Société

Makokou : la fausse rumeur d'échec total au BEPC qui a semé la panique

Une lettre bidon attribuée au proviseur a fait le tour des groupes WhatsApp samedi soir, annonçant à tort que tous les candidats du lycée public avaient échoué.

Samedi soir, à peine les résultats du BEPC proclamés, un document a commencé à circuler sur WhatsApp à Makokou : il prétendait que **aucun élève** du lycée public de la ville n'avait obtenu son brevet. Panique chez les parents, inquiétude chez les élèves. Après vérification, l'information est **fausse**.

Bâtiment d'un lycée public gabonais en province, vue extérieure.
Le lycée public de Makokou, dont les résultats du BEPC ont été visés par une fausse information.

Il suffit parfois d'une capture d'écran et d'un cachet imité pour semer la panique dans toute une ville. C'est ce qui s'est passé samedi 11 juillet en fin de journée à Makokou, chef-lieu de l'Ogooué-Ivindo, quelques heures seulement après la proclamation des résultats du Brevet d'études du premier cycle (BEPC).

Une lettre, présentée comme une note administrative signée par le proviseur du lycée public de la ville, a commencé à tourner sur plusieurs groupes WhatsApp. Le document affirmait, noir sur blanc, qu'aucun candidat présenté par cet établissement au titre du centre d'examen n'avait été admis. Un échec collectif, total, du jamais-vu.

Une nuit d'angoisse pour les familles

On imagine la scène : des parents qui rappellent leurs enfants, des élèves qui n'osent plus regarder leur téléphone, des groupes de discussion qui s'emballent. À Makokou, où le lycée public reste un établissement de référence pour des centaines de familles, une telle nouvelle ne pouvait que faire des dégâts, le temps d'une soirée entière avant que la vérité ne remonte.

Car après vérification, cette information s'est révélée être une fake news, fabriquée de toutes pièces. Le document n'a jamais été produit par la direction de l'établissement. Il portait pourtant tous les codes d'un courrier officiel — en-tête, signature, mise en page — suffisamment crédibles pour tromper une bonne partie de ceux qui l'ont reçu et relayé sans vérifier.

Comment le faux document a pris naissance

Selon les éléments recueillis, la fausse lettre a été diffusée puis largement partagée dans la soirée de samedi, au moment où l'attention de tout le pays était tournée vers les résultats de cet examen national. Un timing qui n'a rien d'anodin : c'est précisément dans ces heures de forte tension, entre l'annonce des résultats et leur affichage définitif, que les rumeurs trouvent le terrain le plus fertile pour se répandre.

Ce n'est pas la première fois qu'un faux document administratif circule au Gabon au moment des grands examens. Chaque année, la période des résultats du BEPC et du baccalauréat s'accompagne de son lot d'informations non vérifiées, parfois relayées de bonne foi par des parents inquiets, parfois par malveillance pure.

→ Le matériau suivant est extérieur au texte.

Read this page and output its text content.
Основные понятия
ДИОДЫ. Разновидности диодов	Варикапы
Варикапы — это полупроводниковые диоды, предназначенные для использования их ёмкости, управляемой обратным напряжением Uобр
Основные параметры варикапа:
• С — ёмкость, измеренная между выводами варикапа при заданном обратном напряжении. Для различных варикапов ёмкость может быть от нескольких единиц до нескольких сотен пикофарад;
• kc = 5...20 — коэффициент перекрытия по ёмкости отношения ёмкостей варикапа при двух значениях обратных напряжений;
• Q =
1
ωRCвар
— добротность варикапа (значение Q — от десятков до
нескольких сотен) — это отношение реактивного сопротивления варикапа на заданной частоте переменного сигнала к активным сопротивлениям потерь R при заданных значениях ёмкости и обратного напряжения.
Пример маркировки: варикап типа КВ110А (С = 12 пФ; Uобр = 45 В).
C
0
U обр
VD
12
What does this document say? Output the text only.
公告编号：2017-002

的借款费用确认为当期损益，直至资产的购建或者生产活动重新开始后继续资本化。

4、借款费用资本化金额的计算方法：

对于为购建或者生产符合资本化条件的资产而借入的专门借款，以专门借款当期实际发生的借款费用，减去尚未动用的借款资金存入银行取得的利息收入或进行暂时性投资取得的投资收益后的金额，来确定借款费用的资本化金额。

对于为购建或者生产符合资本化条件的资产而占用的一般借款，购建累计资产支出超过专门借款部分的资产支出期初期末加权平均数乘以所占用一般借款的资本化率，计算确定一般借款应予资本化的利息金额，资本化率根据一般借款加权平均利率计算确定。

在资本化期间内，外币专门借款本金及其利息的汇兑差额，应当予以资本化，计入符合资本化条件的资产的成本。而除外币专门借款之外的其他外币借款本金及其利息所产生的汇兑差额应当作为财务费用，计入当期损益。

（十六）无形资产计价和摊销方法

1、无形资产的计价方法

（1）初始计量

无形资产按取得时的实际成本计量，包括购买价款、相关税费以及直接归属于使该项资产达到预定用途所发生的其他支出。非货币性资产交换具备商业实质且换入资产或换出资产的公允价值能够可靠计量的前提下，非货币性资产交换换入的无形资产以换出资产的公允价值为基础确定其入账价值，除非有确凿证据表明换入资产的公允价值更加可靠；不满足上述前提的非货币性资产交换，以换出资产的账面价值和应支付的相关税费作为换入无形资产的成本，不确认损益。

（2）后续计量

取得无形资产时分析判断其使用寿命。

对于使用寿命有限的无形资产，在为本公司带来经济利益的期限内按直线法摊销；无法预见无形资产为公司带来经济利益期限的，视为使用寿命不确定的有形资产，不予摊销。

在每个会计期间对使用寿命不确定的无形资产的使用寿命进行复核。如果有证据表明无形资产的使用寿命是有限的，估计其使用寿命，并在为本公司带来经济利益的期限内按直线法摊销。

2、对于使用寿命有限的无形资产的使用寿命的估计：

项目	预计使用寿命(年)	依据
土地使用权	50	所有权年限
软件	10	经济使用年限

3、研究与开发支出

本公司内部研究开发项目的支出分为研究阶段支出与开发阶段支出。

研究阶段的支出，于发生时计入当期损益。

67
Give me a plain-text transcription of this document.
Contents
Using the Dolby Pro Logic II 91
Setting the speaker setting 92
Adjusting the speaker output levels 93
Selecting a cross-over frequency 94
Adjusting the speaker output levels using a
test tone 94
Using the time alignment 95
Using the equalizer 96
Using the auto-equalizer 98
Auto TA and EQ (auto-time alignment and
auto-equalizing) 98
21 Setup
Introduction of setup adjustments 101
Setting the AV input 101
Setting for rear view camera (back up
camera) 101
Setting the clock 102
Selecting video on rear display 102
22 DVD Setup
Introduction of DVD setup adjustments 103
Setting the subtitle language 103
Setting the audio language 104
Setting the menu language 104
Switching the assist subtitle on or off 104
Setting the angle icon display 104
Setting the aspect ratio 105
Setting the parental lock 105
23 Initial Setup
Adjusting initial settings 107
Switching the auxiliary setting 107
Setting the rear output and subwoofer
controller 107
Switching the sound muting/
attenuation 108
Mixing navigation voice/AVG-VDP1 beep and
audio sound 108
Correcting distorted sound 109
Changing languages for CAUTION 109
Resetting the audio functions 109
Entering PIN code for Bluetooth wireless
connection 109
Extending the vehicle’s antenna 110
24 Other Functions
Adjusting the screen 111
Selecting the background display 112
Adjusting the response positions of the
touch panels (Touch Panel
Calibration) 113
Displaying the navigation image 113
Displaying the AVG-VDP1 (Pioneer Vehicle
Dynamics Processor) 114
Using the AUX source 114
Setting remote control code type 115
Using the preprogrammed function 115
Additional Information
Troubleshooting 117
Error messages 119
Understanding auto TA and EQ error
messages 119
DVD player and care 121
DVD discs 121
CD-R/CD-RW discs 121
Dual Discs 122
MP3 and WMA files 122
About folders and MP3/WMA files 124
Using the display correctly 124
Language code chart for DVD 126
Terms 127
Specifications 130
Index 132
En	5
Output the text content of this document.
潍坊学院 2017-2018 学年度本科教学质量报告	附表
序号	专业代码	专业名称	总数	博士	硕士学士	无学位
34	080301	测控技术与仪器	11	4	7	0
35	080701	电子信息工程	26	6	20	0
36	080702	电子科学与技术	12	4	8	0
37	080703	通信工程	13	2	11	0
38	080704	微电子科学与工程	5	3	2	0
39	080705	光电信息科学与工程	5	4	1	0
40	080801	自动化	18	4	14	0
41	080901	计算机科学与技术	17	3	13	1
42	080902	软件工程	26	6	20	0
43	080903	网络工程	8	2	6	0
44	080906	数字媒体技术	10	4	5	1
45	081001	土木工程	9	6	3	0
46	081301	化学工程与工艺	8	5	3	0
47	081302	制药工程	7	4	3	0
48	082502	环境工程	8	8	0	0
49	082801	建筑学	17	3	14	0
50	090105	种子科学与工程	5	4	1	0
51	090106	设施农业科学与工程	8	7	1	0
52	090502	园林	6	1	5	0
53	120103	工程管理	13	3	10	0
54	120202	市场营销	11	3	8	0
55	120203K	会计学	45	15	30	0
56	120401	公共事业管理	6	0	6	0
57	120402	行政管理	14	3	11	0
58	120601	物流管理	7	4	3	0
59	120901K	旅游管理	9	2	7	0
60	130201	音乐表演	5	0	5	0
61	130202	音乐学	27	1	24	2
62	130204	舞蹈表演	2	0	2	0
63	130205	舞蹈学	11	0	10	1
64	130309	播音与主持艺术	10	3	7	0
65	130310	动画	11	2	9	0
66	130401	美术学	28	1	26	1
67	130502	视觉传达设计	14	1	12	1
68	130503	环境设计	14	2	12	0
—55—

Ce que ça change pour les élèves de Makokou

Pour les candidats du lycée public de Makokou, la nouvelle est donc bien meilleure que ce que laissait croire la fausse lettre : les résultats réels de l'établissement ne correspondent en rien à un échec généralisé. Les élèves reçus peuvent souffler, et ceux qui attendaient encore la confirmation de leur admission peuvent se fier aux voies officielles pour vérifier leur situation.

Cet épisode rappelle une règle simple, mais qu'on oublie vite dans le feu de l'instant : un document qui circule sur WhatsApp, même bien imité, n'a jamais valeur de source officielle. Seule l'administration de l'établissement, ou les canaux du ministère de l'Éducation, peuvent confirmer des résultats d'examen.

À Makokou comme ailleurs, la meilleure protection contre ce genre de rumeur reste le réflexe de vérification avant le partage. Une minute de patience aurait évité une nuit d'angoisse à des dizaines de familles.